One Today by Richard Blanco

One Today by Richard Blanco

Guest Post by Padma Venkatraman

ONE TODAY

Richard Blanco

Illus. Dav Pilkey

Little, Brown and Company

2015

As with some of my previous reviews for this site, I feel obliged to begin by confessing my deep and abiding regard for Richard Blanco. We met before his work catapulted into fame, before he read the inaugural poem at President Barack Obama’s second swearing-in ceremony. I had the great good fortune of his welcoming me to sit in on a poetry workshop he conducted for the University of Rhode Island’s Ocean State Summer Writing Conference. His encouragement and contact have meant so much that he is one of the poets thanked in the acknowledgements section of A TIME TO DANCE. Yet, I feel sure that I’d admire his work anyway, even if I’d never met him.

ONE TODAY is an illustrated version of the very poem Blanco shared with the nation and the world on January 21st, 2013. It is a paen of personal triumph, but it is also a universal immigrant story – a poem that speaks to the United States as the poet sees it in the present day.

While the words have not been edited (and the vocabulary is thus beyond the reach of a young child), Caldecott Honor winning artist Dav Pilkey’s bold and colorful strokes expand the poem’s accessibility to include a young audience. And, given that I loved reading and listening to the music of language as a young child, even if I could not fully grasp each word, I feel strongly that this picture book rendition of Blanco’s poem belongs on every classroom shelf. Children will surely respond to the rhythm of his lines and the many familiar sounds and sights Blanco captures: “squeaky playground swings, trains whistling” and “buses launching down avenues, the symphony/ of footsteps, guitars and screeching subways,/ the unexpected song bird on your clothes line.” Surely they will delight in the surprise of that last image, as any grown up might!

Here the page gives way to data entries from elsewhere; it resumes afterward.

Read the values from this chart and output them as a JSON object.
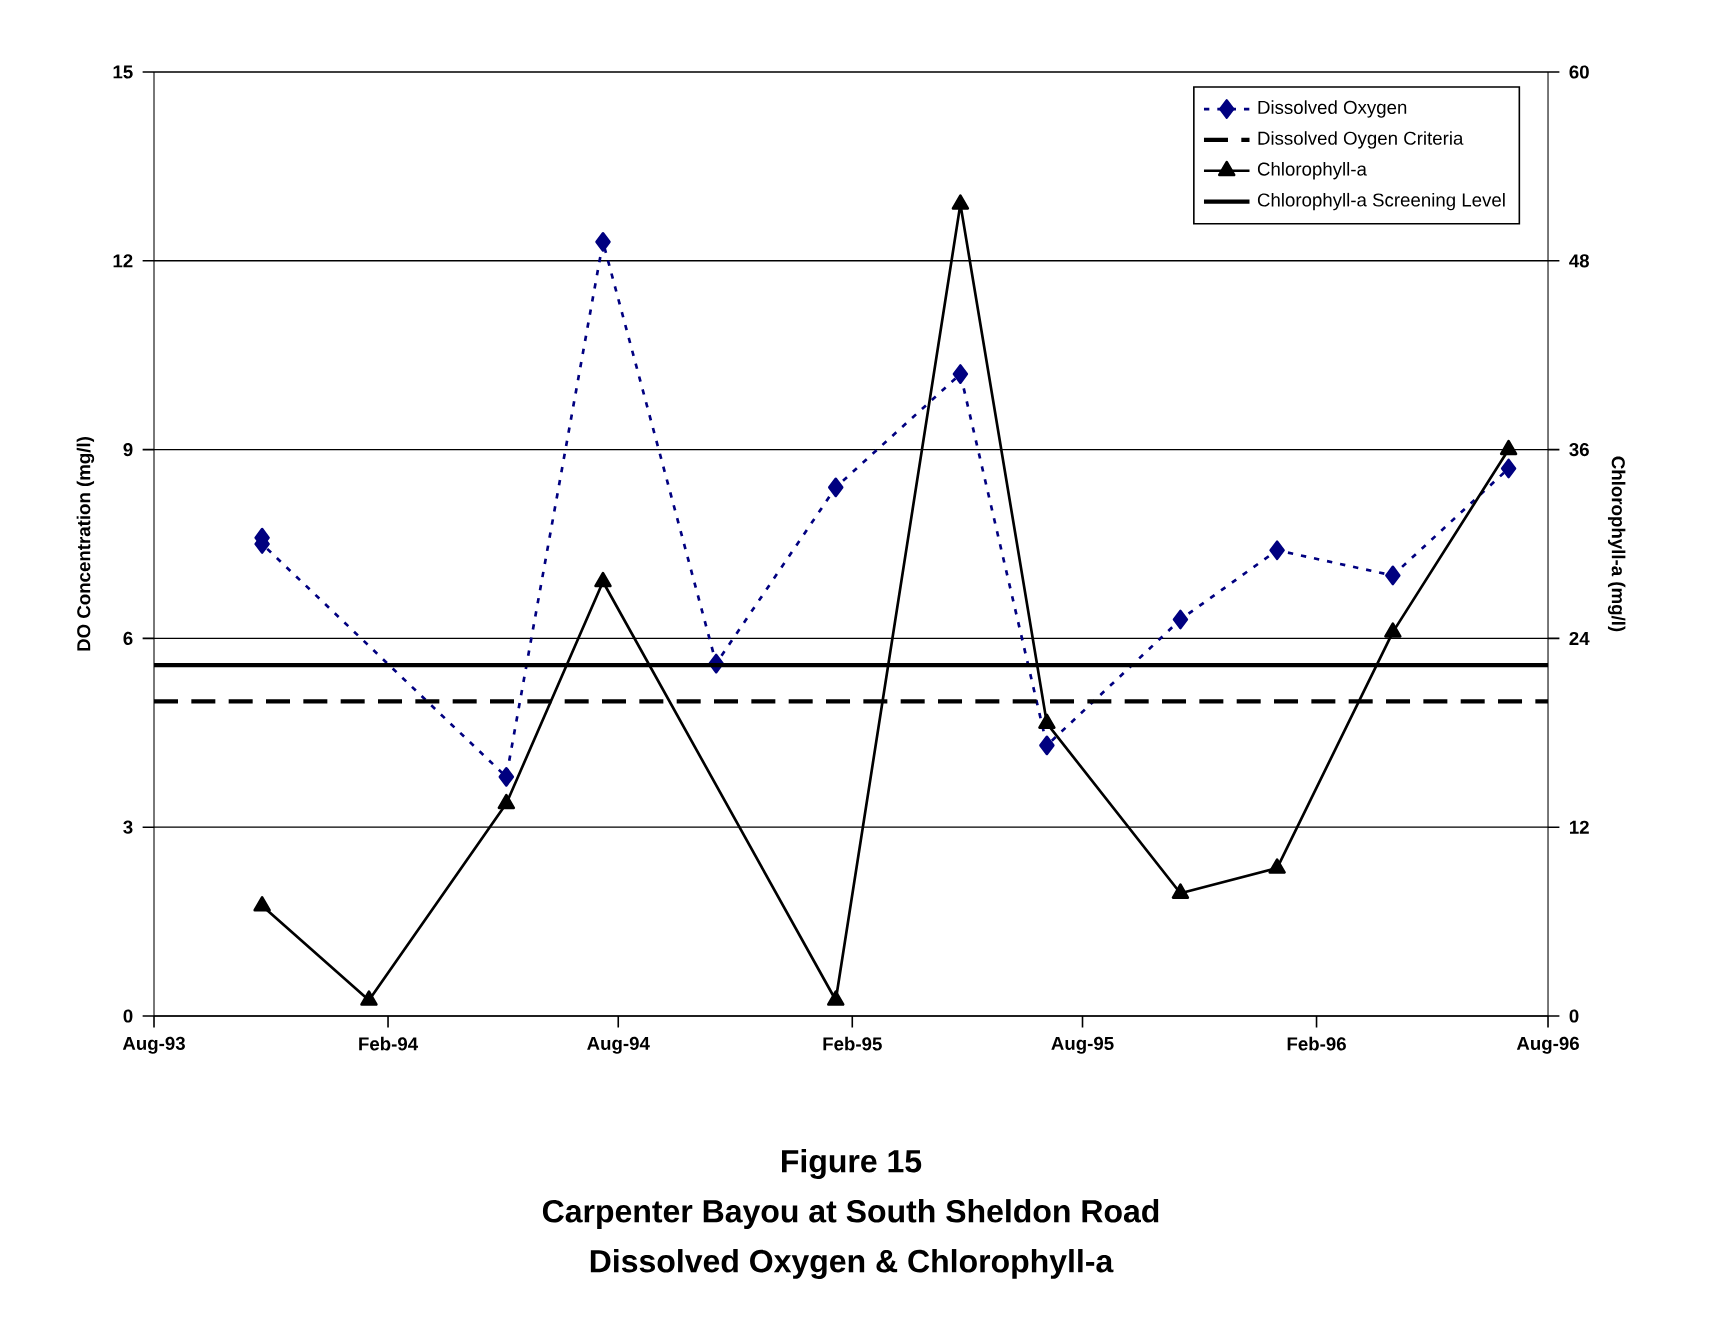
{
  "chart_data": {
    "type": "line",
    "title": "Figure 15",
    "subtitle": "Carpenter Bayou at South Sheldon Road",
    "annotations": [
      "Dissolved Oxygen & Chlorophyll-a"
    ],
    "ylabel": "DO Concentration (mg/l)",
    "y2label": "Chlorophyll-a (mg/l)",
    "xlim": [
      "1993-08",
      "1996-08"
    ],
    "xticks": [
      {
        "value": "1993-08",
        "label": "Aug-93"
      },
      {
        "value": "1994-02",
        "label": "Feb-94"
      },
      {
        "value": "1994-08",
        "label": "Aug-94"
      },
      {
        "value": "1995-02",
        "label": "Feb-95"
      },
      {
        "value": "1995-08",
        "label": "Aug-95"
      },
      {
        "value": "1996-02",
        "label": "Feb-96"
      },
      {
        "value": "1996-08",
        "label": "Aug-96"
      }
    ],
    "ylim": [
      0,
      15
    ],
    "yticks": [
      0,
      3,
      6,
      9,
      12,
      15
    ],
    "y2lim": [
      0,
      60
    ],
    "y2ticks": [
      0,
      12,
      24,
      36,
      48,
      60
    ],
    "grid": "y",
    "legend": "top right",
    "series": [
      {
        "name": "Dissolved Oxygen",
        "color": "#000080",
        "marker": "diamond",
        "line_style": "dotted",
        "axis": "y",
        "x": [
          "1993-10-25",
          "1993-10-25",
          "1994-05-05",
          "1994-07-20",
          "1994-10-17",
          "1995-01-19",
          "1995-04-27",
          "1995-07-04",
          "1995-10-17",
          "1996-01-01",
          "1996-04-01",
          "1996-07-01"
        ],
        "values": [
          7.6,
          7.5,
          3.8,
          12.3,
          5.6,
          8.4,
          10.2,
          4.3,
          6.3,
          7.4,
          7.0,
          8.7
        ]
      },
      {
        "name": "Chlorophyll-a",
        "color": "#000000",
        "marker": "triangle",
        "line_style": "solid",
        "axis": "y2",
        "x": [
          "1993-10-25",
          "1994-01-17",
          "1994-05-05",
          "1994-07-20",
          "1995-01-19",
          "1995-04-27",
          "1995-07-04",
          "1995-10-17",
          "1996-01-01",
          "1996-04-01",
          "1996-07-01"
        ],
        "values": [
          7,
          1,
          13.5,
          27.6,
          1,
          51.6,
          18.6,
          7.8,
          9.4,
          24.4,
          36
        ]
      }
    ],
    "ref_lines": [
      {
        "axis": "y",
        "value": 5,
        "label": "Dissolved Oygen Criteria",
        "color": "#000000",
        "line_style": "dashed"
      },
      {
        "axis": "y2",
        "value": 22.3,
        "label": "Chlorophyll-a Screening Level",
        "color": "#000000",
        "line_style": "solid"
      }
    ]
  }
}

In a nation that, these days, seems so deeply divided, this poem’s message of unity seems more valuable than ever. A celebration of all that brings America together, whether we “…clean tables, read ledgers, or save lives – “, this poem resonates all the more deeply because it does not only sing the of the “one light we move through” but also reminds us of “the impossible vocabulary of sorrow that won’t explain/ the empty desks of twenty children marked absent/ today, and forever.”

To me, as an immigrant, as an immigrant who has grown used to a certain underlying lack of acceptance that results in my treatment as a second class citizen (more often than I care to remember); as an immigrant who, like all immigrants, has given up and sacrificed, but whose feelings for this nation are constantly questioned; as an immigrant who is of a minority religion is not always respected (and still less understood), certain lines in this poem are especially meaningful. But not meaningful to me alone.

Children, whether immigrants themselves or many generations removed, will sense Blanco’s tender love for his mother who toiled at a monotonous job every day “for twenty years, so I could write this poem” and for his father who cut sugarcane “so my brother and I could have books and shoes.” And, as he rejoices “- in every language/ spoken into one wind carrying our lives/ without prejudice…” and respects “Many prayers, but one light…”, young readers will recognize and remember the diversity that strengthens our country.

Walt Whitman sang of our country with the same jubilance as Blanco; but Blanco’s message of oneness (which may be extended to include the entire world if one so wishes), when rendered together with Pilkey’s illustrations, become beautifully accessible – not just to teachers and parents – but also to our children.